土肥: 標準店で1万2000アイテム、大型店で2万5000アイテムほど扱っているんですよね。膨大なデータを分析して、判断するってちょっと大変なのでは?

松田: 大変です。でも、ちょっと聞いてください。店長は店の情報を見て、分析して、判断するわけですが、ワタシは全店のデータを見なければいけません(苦笑)。大型店では2万5000アイテムほど扱っているので、その数だけ分析すればいいのでしょと思われたかもれませんが、ちょっと違う。

 例えば、魚。日本海と瀬戸内海では海水濃度が違うので、魚の味が違ってくる。そうすると、そこで暮らす人の嗜好も違ってくるんですよね。その流れで「醤油」がある。醤油の棚を見ると、鳥取エリアと岡山エリアの店では置いているモノが違う。濃い口はどのくらい売れているのか、薄口はどの年代で売れているのかといった細かいデータも見ていかなければいけません。

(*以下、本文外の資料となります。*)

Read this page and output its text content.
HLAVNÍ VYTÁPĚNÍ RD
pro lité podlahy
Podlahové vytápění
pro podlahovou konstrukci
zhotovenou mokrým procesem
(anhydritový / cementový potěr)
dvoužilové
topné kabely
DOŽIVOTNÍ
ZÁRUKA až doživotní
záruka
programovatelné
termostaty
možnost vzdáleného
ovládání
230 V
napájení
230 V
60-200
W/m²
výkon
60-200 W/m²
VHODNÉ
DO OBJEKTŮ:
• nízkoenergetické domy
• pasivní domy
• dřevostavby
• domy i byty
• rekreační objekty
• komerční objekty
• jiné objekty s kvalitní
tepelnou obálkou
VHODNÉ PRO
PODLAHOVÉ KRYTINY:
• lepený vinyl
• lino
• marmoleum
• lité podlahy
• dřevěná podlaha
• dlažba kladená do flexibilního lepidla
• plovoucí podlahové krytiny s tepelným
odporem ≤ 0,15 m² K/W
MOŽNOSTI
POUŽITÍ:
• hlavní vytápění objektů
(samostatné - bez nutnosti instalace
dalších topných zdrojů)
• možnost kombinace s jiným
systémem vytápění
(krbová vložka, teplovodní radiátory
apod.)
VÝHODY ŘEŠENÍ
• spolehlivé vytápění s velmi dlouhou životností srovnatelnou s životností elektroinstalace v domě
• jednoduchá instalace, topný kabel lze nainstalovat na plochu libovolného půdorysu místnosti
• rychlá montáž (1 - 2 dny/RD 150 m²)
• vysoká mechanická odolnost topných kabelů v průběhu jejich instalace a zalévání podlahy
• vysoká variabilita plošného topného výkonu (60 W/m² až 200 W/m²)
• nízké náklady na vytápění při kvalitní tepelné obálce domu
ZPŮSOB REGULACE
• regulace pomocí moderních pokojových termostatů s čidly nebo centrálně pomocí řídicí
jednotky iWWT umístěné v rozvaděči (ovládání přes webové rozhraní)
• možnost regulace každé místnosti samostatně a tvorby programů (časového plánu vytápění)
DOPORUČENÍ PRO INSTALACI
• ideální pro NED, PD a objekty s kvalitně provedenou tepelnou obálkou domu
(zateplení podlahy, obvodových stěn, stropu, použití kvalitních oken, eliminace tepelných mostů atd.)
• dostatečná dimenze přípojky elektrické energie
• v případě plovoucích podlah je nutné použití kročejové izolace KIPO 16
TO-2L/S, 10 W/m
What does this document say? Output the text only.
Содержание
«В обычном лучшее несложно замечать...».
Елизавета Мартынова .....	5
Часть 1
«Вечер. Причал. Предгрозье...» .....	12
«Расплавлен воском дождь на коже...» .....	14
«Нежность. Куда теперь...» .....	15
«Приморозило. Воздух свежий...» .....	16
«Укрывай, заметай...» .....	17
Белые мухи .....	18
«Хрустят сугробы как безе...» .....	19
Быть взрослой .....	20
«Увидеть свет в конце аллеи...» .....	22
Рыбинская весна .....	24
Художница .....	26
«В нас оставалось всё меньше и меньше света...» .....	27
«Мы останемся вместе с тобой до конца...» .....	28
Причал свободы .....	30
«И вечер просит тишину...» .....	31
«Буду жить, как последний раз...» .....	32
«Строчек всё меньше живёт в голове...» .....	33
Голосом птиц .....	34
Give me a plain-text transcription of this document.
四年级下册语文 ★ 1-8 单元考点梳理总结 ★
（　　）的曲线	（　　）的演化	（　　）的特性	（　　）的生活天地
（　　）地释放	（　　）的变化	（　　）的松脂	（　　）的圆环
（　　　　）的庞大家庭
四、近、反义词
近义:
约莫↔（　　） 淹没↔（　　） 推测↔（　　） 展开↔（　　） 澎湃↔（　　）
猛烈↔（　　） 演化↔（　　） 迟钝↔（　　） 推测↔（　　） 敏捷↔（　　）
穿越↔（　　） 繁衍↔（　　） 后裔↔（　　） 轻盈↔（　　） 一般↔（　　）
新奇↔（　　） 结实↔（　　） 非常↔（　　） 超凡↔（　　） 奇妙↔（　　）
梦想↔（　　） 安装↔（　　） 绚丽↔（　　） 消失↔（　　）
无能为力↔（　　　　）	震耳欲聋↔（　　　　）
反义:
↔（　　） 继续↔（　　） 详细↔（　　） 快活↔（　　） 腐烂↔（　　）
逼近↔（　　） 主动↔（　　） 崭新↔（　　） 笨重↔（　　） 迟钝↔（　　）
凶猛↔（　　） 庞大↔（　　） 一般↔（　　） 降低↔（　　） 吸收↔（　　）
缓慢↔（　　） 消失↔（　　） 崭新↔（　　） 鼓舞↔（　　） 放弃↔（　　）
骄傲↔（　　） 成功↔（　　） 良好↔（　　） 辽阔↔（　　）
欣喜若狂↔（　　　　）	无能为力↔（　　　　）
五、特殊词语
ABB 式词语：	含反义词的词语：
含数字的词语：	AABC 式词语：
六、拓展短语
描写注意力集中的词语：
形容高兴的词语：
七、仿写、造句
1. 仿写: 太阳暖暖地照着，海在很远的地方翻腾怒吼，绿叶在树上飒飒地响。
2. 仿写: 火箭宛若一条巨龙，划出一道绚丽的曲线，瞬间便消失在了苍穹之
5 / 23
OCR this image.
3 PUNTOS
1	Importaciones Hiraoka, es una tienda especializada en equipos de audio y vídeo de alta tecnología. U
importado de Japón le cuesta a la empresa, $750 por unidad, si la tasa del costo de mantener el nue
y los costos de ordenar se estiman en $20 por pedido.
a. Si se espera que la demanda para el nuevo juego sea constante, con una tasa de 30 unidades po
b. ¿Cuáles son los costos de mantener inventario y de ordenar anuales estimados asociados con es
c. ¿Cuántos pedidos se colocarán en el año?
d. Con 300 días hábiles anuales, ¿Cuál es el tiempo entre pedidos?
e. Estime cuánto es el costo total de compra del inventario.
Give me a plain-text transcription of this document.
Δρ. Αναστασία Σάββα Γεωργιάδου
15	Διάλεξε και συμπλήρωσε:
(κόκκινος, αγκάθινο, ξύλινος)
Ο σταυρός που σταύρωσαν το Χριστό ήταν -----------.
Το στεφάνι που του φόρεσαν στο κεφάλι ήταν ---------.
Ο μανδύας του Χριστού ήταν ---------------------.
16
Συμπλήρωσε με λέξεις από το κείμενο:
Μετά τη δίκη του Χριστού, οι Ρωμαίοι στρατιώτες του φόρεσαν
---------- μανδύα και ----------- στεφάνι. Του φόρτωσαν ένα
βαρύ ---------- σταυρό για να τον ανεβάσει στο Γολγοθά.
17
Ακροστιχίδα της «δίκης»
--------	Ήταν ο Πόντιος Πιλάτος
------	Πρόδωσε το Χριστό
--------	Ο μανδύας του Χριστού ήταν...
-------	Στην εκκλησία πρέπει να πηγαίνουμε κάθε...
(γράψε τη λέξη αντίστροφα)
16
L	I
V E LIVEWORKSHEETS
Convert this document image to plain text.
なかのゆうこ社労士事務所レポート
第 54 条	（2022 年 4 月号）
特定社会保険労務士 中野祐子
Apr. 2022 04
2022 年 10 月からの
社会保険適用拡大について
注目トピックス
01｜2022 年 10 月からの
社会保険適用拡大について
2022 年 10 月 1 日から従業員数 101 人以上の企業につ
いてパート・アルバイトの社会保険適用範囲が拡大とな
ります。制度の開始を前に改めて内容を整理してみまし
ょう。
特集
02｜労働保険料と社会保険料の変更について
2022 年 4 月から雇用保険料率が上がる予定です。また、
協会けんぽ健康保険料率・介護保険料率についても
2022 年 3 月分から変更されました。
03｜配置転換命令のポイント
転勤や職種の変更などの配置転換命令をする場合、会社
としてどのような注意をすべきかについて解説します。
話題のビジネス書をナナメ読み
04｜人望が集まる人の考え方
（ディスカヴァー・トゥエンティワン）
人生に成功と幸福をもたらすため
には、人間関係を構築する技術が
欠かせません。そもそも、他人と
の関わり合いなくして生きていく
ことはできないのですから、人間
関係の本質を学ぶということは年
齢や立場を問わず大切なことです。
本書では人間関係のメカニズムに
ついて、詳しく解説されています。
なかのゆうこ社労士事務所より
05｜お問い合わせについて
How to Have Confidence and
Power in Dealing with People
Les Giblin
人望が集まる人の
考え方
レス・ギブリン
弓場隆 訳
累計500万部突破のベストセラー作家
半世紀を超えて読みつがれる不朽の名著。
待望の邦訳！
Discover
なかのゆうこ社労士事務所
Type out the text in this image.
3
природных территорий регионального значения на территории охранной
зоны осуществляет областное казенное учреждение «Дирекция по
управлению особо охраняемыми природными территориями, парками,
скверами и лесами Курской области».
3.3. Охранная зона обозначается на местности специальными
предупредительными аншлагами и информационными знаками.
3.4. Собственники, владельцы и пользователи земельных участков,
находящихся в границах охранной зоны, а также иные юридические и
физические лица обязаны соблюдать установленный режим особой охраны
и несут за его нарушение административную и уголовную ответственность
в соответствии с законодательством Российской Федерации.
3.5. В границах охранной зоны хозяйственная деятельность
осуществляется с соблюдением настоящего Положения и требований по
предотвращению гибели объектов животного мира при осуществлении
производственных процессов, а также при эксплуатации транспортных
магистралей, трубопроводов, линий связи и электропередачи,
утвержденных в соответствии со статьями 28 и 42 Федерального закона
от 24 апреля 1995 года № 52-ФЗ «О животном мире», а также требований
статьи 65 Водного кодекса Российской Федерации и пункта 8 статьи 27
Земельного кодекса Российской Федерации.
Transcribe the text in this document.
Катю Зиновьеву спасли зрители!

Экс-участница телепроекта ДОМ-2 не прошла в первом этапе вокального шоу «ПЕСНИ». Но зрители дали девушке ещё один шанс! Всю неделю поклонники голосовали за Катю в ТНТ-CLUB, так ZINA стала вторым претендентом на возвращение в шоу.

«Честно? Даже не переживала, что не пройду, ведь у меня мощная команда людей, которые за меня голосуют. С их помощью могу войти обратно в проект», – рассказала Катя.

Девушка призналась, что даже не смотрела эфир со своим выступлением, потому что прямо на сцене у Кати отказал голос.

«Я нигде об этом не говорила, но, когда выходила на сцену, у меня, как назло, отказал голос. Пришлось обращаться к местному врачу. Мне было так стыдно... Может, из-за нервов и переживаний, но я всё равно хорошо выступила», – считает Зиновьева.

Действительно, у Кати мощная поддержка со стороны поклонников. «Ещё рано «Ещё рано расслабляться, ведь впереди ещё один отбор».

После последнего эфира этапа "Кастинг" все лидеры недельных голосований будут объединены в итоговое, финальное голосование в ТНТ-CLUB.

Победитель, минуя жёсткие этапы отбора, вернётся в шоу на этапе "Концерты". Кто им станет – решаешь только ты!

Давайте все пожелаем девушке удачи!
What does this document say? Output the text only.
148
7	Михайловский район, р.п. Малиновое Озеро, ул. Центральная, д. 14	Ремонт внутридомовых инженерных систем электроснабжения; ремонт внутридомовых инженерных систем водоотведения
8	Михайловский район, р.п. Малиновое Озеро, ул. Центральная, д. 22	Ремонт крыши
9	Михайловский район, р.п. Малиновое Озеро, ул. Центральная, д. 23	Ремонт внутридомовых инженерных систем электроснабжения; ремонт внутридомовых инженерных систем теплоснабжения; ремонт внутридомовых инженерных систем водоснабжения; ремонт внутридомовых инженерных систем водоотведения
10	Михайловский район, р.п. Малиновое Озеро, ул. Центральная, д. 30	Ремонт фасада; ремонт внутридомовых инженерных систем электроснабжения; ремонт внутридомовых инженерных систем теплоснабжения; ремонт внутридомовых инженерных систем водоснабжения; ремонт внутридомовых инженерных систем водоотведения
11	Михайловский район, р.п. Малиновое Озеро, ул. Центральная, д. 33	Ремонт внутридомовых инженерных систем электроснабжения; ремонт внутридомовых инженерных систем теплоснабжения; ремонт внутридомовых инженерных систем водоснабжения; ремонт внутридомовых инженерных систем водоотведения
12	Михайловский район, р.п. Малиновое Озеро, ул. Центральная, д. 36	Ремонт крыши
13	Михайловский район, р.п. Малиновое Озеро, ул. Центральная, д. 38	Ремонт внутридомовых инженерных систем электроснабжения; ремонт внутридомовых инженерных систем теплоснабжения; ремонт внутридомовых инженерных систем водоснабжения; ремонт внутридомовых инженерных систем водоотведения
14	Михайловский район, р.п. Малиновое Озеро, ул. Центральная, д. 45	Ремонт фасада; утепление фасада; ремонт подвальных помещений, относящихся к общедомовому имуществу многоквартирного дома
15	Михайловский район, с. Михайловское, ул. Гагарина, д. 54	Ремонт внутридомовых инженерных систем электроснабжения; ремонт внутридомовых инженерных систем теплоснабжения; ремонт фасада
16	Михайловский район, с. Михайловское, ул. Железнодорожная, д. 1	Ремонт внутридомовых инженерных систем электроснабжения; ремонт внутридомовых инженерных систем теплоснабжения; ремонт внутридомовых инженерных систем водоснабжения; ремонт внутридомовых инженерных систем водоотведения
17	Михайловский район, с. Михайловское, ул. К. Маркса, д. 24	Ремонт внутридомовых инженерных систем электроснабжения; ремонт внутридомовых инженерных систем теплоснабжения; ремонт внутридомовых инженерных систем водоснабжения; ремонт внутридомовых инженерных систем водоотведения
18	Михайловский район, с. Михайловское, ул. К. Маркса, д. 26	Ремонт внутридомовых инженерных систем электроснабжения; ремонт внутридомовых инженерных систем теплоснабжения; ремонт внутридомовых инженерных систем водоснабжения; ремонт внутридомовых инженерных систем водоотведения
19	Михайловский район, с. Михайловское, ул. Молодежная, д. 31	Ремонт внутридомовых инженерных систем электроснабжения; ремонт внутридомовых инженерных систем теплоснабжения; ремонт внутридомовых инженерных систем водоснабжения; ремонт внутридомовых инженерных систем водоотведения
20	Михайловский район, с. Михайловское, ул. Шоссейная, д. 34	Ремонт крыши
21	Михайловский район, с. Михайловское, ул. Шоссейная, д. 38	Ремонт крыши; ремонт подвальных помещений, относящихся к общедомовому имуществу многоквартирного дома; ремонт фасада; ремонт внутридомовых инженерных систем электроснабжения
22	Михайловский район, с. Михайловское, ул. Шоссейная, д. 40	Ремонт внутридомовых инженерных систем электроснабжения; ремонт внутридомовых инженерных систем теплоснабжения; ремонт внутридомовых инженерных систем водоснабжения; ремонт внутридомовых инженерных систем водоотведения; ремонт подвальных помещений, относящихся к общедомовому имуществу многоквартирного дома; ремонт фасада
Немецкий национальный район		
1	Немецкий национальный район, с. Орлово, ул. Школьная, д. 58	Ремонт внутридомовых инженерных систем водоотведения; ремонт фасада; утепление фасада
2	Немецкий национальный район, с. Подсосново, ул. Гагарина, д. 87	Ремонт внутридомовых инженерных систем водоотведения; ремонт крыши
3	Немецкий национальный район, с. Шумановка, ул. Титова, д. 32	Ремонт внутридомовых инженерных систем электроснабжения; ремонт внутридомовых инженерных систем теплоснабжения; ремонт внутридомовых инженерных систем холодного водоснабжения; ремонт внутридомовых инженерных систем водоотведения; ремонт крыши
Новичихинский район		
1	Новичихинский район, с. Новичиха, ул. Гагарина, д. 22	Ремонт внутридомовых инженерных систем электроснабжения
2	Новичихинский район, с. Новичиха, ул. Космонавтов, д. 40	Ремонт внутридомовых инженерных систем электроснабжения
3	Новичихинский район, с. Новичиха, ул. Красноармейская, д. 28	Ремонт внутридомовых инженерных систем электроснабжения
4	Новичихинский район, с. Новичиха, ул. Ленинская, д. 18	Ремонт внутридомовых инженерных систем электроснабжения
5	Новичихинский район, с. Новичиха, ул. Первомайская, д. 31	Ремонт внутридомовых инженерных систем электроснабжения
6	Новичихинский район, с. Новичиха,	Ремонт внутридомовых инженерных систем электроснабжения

 いまは何でも見れます、何でも活用できます、何でもできますといった環境になりましたが、あれもこれもそれもと考えていたらいい結果を出すのは難しい。繰り返しになりますが、膨大なデータを分析して、それをどう活用するのか。その突破口を見つけなければいけません。

土肥: いまはまだ手探り状態のようですが、1年後、2年後はどのような姿になっていたいと思いますか?

松田: データを分析していくことで、利益率を高めていかなければいけません。100個発注して、30個残っている商品があるとすれば、発注精度を高めていかなければいけません。過去のデータを分析して、「ああしていればよかった」「こうしていればよかった」ばかりではいけない。そんなことばかり繰り返しているようだったら、担当者は……。

――取材時、システム構築やデータ分析などを担当する人がいた。

担当者: ……(汗)。

土肥: 担当者がどんな仕事をされているのか。数年後に、取材させてください(意地悪)。データを分析しているのは、ひょっとしたらAI(人工知能)かもしれませんね。本日はありがとうございました。